With 44 medals tucked away in their baggage as they head home from the Gold Coast, Team Scotland can be proud of having put on their best ever performance at a Commonwealth Games.
That is the verdict of the team’s performance director, Mike Whittingham, who declared that the medal haul was 20 more than his own expectations.
Although falling nine short of the 53 that were won during the Glasgow Games four years ago, he believes that the successes achieved by Scotland’s athletes in Australia outweighed those of 2014.
While this year’s efforts produced the second highest ever tally at a Commonwealth Games, the fact that it was the best result at an overseas event placed it at the top of the pile, Whittingham suggested.
He also cited the fact that, in Glasgow 13 home medals were won in judo, which was not included in this year’s programme.
“You could deduct those 13,” said Whittingham, pictured right. “(So) That’s almost, arguably, the best-ever result by a Scottish team.
“In Glasgow, we won six golds on the judo programme but the judo programme isn’t here.
“I’m delighted.
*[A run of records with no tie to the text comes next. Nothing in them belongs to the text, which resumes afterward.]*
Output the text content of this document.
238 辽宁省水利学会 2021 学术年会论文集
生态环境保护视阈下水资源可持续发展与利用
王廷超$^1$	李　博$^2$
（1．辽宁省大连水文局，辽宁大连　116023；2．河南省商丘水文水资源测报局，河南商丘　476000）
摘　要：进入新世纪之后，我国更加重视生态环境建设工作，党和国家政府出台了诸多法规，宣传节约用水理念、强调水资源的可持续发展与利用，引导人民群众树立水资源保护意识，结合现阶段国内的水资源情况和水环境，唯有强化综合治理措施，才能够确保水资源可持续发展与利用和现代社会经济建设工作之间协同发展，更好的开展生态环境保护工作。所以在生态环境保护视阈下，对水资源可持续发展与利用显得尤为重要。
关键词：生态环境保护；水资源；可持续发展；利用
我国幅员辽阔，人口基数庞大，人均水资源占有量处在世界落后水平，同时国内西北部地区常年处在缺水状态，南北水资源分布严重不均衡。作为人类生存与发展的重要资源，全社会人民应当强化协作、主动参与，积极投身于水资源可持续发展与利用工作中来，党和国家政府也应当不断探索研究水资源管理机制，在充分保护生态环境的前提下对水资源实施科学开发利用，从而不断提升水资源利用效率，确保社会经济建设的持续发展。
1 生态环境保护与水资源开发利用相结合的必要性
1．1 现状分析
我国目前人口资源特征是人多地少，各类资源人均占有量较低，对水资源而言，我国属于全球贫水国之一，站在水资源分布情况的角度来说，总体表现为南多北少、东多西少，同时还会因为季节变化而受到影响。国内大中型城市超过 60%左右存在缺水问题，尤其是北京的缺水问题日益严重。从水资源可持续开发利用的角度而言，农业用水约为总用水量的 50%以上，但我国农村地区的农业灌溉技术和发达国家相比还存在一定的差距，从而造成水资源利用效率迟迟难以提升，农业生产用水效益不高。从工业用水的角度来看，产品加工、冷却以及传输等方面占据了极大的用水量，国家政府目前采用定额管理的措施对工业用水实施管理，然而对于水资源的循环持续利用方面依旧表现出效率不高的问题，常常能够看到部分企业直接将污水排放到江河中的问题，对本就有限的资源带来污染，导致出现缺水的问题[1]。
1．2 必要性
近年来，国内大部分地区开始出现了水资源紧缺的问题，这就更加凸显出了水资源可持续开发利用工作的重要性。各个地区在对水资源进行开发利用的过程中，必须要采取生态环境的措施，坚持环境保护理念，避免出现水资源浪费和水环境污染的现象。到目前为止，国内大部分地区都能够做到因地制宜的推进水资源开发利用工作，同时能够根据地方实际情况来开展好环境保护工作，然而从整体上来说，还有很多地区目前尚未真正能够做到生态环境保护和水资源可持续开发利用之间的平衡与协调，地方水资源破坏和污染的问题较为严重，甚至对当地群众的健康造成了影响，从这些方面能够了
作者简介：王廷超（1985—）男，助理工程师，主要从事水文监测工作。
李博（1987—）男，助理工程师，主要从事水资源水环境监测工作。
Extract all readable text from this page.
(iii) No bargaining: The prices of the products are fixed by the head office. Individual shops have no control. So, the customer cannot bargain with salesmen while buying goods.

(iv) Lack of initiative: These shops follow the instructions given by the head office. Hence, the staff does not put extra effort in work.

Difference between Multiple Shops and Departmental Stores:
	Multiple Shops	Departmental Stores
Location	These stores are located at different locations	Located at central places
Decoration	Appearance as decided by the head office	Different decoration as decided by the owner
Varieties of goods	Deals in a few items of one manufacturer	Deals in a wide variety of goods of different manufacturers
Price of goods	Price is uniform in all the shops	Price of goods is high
We’ve reached our headline goal. I was hoping for over 35 medals.
“Athletes win medals, but I’d like to think that systems win them consistently and what we’ve been doing since 2010 is consistently beating a series of best-evers.
“So I think this is the best-ever away team, best-ever prepared team, best-ever away medals. But also little things like best-ever team result by basketball.”
Individual excellence by members of the Scottish team was also picked out by Whittingham.
“Look at Duncan Scott (winner of six medals in the swimming pool) – best-ever result by a single athlete,” he said in a BBC Scotland interview.“And not forgetting (bowler) Alex Marshall – most decorated athlete.
“So we can take a lot away from this and I’m delighted 2018 is as we’ve planned.”
In measuring Team Scotland’s performance against that of their previous visit to Australia – the 2006 Commonwealth Games in Melbourne – Whittingham was unconcerned that, despite overhauling that total of 29 medals, they fell two short of the gold standard – nine in 2018 compared with 11.
“Yeah, well, we weren’t far away,” he said. “But obviously we were down. We won 19 gold medals in Glasgow 2014. That’s why countries bid for home soil games.
“When you have home soil games, you do invariably very well and we did in Glasgow. Look at Australia here. They’ve won more golds than anywhere else. Yes, we’ll look at that, we’re never content.”
That ambition to achieve even greater success means that Whittinghma’s focus now switches from Australia to England, where the next Commonwealth Games will be staged in 2022, and his search for further improvement.
“We’ll go back and challenge the sports and we’ll challenge ourselves and we’ll come out wanting to do even better in Birmingham,” he added.
“For the moment, we just need to accept the fact that Scotland has consistently delivered medals on the world stage.”